Understanding Questsmith System Settings
A practical guide to account settings, in-game controls, safety, memory, model tuning, and appearance options.
Questsmith settings are split into two main groups: Account Settings and In-Game Settings. Learning both helps you keep stories consistent, safer, and easier to control.
1) Account Settings
You can access Account Settings from your profile menu. This area controls identity, subscriptions, and account-wide behavior.
- Update username, email, and password.
- Manage linked accounts.
- Manage membership tier and billing.
- Set account-wide AI Safety level.
- Change mobile app release channel.
- Delete your account.
AI Safety Levels
AI Safety is universal for your account.

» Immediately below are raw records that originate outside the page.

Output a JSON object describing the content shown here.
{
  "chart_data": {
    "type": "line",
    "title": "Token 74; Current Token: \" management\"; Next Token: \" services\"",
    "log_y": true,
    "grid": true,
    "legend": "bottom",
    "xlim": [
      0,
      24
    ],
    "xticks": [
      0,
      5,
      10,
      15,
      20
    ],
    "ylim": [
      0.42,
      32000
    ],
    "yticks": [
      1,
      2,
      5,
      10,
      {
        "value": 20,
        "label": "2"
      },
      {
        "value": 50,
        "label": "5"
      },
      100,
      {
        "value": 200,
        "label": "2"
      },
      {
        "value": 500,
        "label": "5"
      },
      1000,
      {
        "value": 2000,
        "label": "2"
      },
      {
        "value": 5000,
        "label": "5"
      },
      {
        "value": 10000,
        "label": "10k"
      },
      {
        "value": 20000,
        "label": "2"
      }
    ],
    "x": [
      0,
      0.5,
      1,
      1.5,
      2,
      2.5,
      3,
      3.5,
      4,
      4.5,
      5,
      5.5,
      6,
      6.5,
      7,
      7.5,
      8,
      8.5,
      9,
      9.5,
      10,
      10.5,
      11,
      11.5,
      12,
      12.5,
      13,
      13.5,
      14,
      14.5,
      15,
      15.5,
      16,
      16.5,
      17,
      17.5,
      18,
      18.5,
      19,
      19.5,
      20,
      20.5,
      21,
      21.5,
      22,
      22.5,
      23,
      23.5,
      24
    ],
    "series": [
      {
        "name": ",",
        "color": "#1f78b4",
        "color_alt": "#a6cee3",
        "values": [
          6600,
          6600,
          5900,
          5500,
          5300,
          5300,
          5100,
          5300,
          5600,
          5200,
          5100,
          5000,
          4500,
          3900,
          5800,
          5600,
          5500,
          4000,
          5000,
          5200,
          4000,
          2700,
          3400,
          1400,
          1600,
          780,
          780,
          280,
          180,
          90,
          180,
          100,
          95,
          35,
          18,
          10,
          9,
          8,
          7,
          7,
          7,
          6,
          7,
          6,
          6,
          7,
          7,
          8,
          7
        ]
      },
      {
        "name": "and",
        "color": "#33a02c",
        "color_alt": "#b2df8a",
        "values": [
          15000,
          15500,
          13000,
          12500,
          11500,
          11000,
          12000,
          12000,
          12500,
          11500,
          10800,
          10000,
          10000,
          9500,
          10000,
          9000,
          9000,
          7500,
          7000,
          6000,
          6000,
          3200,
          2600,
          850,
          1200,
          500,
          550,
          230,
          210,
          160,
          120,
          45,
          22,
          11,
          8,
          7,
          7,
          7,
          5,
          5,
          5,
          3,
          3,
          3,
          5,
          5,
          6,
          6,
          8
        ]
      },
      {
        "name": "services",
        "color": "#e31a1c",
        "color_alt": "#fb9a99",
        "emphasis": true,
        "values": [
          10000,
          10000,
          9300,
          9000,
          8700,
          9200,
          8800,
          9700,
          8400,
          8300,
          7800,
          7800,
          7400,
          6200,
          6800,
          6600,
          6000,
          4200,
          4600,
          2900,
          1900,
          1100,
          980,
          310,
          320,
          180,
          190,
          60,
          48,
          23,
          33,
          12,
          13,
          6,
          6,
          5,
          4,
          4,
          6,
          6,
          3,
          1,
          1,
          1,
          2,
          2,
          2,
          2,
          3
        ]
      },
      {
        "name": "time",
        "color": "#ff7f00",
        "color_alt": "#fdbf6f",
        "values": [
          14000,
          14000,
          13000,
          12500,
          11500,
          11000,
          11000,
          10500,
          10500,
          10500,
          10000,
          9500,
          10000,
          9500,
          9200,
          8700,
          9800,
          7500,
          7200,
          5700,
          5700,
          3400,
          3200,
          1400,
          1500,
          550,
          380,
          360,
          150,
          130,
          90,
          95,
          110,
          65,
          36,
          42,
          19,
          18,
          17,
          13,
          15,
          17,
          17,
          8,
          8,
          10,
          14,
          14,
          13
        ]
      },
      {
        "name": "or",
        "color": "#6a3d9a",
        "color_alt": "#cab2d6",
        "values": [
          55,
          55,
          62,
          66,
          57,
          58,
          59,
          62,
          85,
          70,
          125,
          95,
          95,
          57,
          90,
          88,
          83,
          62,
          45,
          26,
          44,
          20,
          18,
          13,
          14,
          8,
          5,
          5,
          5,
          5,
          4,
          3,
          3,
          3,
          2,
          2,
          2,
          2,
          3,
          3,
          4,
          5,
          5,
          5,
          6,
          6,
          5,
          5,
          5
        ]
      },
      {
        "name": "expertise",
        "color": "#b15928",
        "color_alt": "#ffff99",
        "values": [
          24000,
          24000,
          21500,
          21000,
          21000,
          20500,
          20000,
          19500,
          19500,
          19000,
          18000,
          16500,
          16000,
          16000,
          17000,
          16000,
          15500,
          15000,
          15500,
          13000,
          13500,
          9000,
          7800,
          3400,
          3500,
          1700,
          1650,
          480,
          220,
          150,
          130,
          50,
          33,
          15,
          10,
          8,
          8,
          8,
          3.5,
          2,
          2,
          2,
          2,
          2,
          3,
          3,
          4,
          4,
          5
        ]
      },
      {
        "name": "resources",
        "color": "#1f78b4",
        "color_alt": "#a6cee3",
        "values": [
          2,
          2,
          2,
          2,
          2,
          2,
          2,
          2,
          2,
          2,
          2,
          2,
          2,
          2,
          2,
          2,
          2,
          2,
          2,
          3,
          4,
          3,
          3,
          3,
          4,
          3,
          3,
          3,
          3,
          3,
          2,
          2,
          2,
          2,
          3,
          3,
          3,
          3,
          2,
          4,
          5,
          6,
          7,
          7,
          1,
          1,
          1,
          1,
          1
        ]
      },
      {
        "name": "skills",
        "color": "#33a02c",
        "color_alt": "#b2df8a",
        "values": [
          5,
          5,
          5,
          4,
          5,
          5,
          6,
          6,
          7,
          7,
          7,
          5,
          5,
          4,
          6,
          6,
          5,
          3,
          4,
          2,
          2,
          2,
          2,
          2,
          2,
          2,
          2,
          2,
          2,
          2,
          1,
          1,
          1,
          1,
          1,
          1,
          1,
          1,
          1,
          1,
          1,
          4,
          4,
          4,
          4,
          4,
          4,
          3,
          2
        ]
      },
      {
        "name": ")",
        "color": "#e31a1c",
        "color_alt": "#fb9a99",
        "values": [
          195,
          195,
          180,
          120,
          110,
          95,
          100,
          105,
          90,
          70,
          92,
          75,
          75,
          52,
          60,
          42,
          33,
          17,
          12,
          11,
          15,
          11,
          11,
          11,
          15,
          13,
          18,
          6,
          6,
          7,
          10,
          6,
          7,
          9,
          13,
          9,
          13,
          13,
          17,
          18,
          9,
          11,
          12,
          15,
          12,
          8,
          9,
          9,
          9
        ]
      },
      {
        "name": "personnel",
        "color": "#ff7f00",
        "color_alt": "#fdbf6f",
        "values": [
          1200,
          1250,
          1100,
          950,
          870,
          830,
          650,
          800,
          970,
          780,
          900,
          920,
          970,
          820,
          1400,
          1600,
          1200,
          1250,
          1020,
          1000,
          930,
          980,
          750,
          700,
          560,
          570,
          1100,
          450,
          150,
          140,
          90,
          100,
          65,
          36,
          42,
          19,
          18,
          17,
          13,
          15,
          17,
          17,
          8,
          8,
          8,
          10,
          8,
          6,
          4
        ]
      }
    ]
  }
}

Changing it in Account Settings also changes it in the in-game Safety panel, and vice versa.
| Level | Behavior |
|---|---|
| Safe | Blocks sexual, hateful, violent, and triggering generations. |
| Moderate | Reduces and limits some mature or triggering generations. |
| Mature | Minimal safety limitation; requires confirmation that you are 18+. |
If Safety Errors Appear
- If you see a popup that content is unsupported, it can be a SCIM filter event. If it is a mistake, continue and submit for review.
- If the model replies with text like I cannot continue, that is often model hallucination. Retry, adjust AI Instructions, or switch model/version.
2) In-Game Settings
Open in-game settings via the top-right gear icon. This area has two sections: Adventure and Gameplay.
Adventure Settings
Adventure settings include Plot, Story Cards, and Details.
Plot Tab: Core Components
Plot Components guide generation quality and consistency. Gameplay works without them, but these tools usually produce more coherent long-form results.
- AI Instructions: High-priority behavior guidance (voice, style, constraints, perspective).
- Story Summary: Works with Auto Summarization; can also be edited manually.
- Plot Essentials: Persistent key facts that should always stay in context.
- Author's Note: Lightweight tone and genre nudges near generation time.
- Third Person: Replaces You in Do/Say with character names; useful in multiplayer.
Story Cards Tab
Story Cards store reusable world knowledge (characters, locations, factions, events). Cards are injected when trigger keywords match current context.
Use them for recurring details you do not want to manually repeat. Story Cards are the newer evolution of World Info.
Details Tab
Manage cover image, title, description, tags, visibility, and rating. Desktop also includes Story Card import and export tools. Adventures can also be exported as a backup zip.
Gameplay Settings
Gameplay settings include AI Models and Appearance.
AI Models Tab
- Story Generator: Choose model and version. Different engines create different narrative styles.
- Memory System: Configure Context Length, Auto Summarization, and Memory Bank.
- Model Settings: Tune generation behavior parameters.
- Safety: Same account-wide safety control available in-game.
- Image Generator: Choose image model for See mode and view credit cost.
- Testing and Feedback: Raw Model Output, Improve the AI, deprecated model visibility, context warning toggle, and Inspect Input.
Memory System Controls in Gameplay
- Context Length: Sets how much text the model can read each turn.
- Auto Summarization: Creates and updates Story Summary automatically.
- Memory Bank: Stores and retrieves relevant event snapshots based on semantic relevance.
Appearance Tab
Appearance controls visual theme, accessibility, and interaction behavior.
- Theme: Default and styled themes, dynamic colors, high contrast, and text style options.
- Accessibility: Text animation toggle and larger text sizing.
- Behavior: Sticky Turn Input and Compact Buttons for smaller screens.
Best-Practice Setup
- Set AI Safety level first based on your content goals.
- Pick a model, then tune prompt strategy before adjusting advanced sliders.
- Use Plot Essentials for permanent facts and Story Cards for conditional lore.
- Enable Auto Summarization early in long adventures.
- Use Inspect Input when debugging odd outputs.
In short: Account Settings define your global policies, while In-Game Settings shape each adventure's moment-to-moment experience.